Type: Package
Title: Data Only: Algorithmic Complexity of Short Strings (Computed via Coding Theorem Method)
Version: 1.2
LazyData: yes
LazyDataCompression: xz
Depends: R (≥ 2.10)
Description: Data only package providing the algorithmic complexity of short strings, computed using the coding theorem method. For a given set of symbols in a string, all possible or a large number of random samples of Turing machines (TM) with a given number of states (e.g., 5) and number of symbols corresponding to the number of symbols in the strings were simulated until they reached a halting state or failed to end. This package contains data on 4.5 million strings from length 1 to 12 simulated on TMs with 2, 4, 5, 6, and 9 symbols. The complexity of the string corresponds to the distribution of the halting states of the TMs.
URL: https://complexity-calculator.com/methodology.html
License: GPL-2 | GPL-3 [expanded from: GPL (≥ 2)]
NeedsCompilation: no
Packaged: 2025-05-19 14:42:58 UTC; singmann
Author: Fernando Soler Toscano [aut], Nicolas Gauvrit [aut], Hector Zenil [aut], Henrik Singmann [aut, cre]
Maintainer: Henrik Singmann <singmann@gmail.com>
Repository: CRAN
Date/Publication: 2025-05-19 23:10:06 UTC

Data Only: Algorithmic Complexity of Short Strings (Computed via Coding Theorem Method)

Description

Data only package providing the algorithmic complexity of short strings, computed using the coding theorem method. For a given set of symbols in a string, all possible or a large number of random samples of Turing machines (TM) with a given number of states (e.g., 5) and number of symbols corresponding to the number of symbols in the strings were simulated until they reached a halting state or failed to end. This package contains data on 4.5 million strings from length 1 to 12 simulated on TMs with 2, 4, 5, 6, and 9 symbols. The complexity of the string corresponds to the distribution of the halting states of the TMs.

Details

Package: acss.data
Type: Package
Version: 1.0
Date: 2013-04-02
License: GPL (>= 2)
URL: https://complexity-calculator.com/methodology.html

This package only contains data. Therefore, this package is not intended to be used directly, but through functions in package acss.

Author(s)

The data in this package was created by Fernando Soler Toscano, Nicolas Gauvrit, and Hector Zenil.
Data was ported to R by Henrik Singmann.

Maintainer: Henrik Singmann <singmann@gmail.com>

References

Delahaye, J.-P., & Zenil, H. (2012). Numerical evaluation of algorithmic complexity for short strings: A glance into the innermost structure of randomness. Applied Mathematics and Computation, 219(1), 63-77. doi:10.1016/j.amc.2011.10.006

Gauvrit, N., Zenil, H., Delahaye, J.-P., & Soler-Toscano, F. (in press). Algorithmic complexity for short binary strings applied to psychology: a primer. Behavior Research Methods. doi:10.3758/s13428-013-0416-0

Soler-Toscano, F., Zenil, H., Delahaye, J.-P., & Gauvrit, N. (2012). Calculating Kolmogorov Complexity from the Output Frequency Distributions of Small Turing Machines. arXiv:1211.1302 [cs.it].

See Also

package acss for functions accessing this data.
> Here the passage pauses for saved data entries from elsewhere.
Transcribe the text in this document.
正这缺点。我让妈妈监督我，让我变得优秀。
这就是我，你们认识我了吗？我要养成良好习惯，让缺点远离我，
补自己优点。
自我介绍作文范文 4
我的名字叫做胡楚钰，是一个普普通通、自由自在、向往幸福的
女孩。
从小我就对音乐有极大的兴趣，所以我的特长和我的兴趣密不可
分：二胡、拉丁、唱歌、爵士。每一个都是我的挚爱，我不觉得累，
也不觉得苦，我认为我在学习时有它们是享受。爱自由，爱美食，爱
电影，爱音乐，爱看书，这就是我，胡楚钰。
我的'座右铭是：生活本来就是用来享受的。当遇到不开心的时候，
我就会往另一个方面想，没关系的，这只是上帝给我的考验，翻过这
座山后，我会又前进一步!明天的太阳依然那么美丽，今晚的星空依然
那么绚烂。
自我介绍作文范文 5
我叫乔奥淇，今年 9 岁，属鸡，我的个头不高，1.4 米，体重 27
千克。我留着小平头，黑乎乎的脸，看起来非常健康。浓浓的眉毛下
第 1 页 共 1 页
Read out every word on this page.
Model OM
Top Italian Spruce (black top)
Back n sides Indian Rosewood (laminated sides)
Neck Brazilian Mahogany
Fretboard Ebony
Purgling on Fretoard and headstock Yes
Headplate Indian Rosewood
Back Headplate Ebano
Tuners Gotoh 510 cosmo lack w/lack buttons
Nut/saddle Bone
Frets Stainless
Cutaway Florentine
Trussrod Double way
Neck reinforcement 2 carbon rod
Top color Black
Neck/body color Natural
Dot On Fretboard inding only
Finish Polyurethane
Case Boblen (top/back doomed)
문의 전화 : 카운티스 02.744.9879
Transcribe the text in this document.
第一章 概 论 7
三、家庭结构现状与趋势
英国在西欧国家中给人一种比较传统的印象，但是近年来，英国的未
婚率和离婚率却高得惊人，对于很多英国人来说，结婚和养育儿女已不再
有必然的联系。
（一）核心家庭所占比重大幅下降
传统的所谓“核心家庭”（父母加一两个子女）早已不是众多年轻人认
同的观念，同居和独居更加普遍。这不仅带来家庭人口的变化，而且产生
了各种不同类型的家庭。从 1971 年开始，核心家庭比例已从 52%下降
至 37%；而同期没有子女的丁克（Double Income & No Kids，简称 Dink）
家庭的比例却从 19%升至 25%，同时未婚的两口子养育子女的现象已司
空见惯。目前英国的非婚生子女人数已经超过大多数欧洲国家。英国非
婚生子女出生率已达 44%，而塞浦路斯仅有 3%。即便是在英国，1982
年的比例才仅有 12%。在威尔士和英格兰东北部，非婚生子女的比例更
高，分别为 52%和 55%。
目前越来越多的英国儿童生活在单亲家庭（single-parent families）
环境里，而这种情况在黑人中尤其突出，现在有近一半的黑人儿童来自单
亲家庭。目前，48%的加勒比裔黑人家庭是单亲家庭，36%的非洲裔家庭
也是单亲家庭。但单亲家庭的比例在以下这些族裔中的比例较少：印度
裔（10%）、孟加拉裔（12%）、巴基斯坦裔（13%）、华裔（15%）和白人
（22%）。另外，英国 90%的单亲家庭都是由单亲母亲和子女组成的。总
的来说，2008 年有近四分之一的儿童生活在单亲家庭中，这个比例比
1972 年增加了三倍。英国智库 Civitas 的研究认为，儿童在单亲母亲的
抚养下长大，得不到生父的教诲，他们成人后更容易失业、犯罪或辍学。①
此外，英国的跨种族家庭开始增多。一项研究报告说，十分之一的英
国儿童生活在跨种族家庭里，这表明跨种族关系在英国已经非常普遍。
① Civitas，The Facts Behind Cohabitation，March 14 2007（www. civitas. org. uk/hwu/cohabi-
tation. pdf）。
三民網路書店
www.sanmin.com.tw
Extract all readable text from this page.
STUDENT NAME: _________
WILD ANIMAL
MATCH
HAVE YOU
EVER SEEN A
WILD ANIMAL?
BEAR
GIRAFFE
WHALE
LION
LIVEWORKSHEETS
acss_data: algorithmic complexity of short strings

Description

Contains the algorithmic complexity for short string, an approximation of the Kolmogorov Complexity of a short string using the coding theorem method. For a given set of symbols in a string, all possible or a large number of random samples of Turing machines (TM) with a given number of states and number of symbols corresponding to the number of symbols in the strings were simulated until they reached a halting state or failed to end. The complexity of the string corresponds to the distribution of the halting states of the TMs.

See https://complexity-calculator.com/methodology.html for more information or references below.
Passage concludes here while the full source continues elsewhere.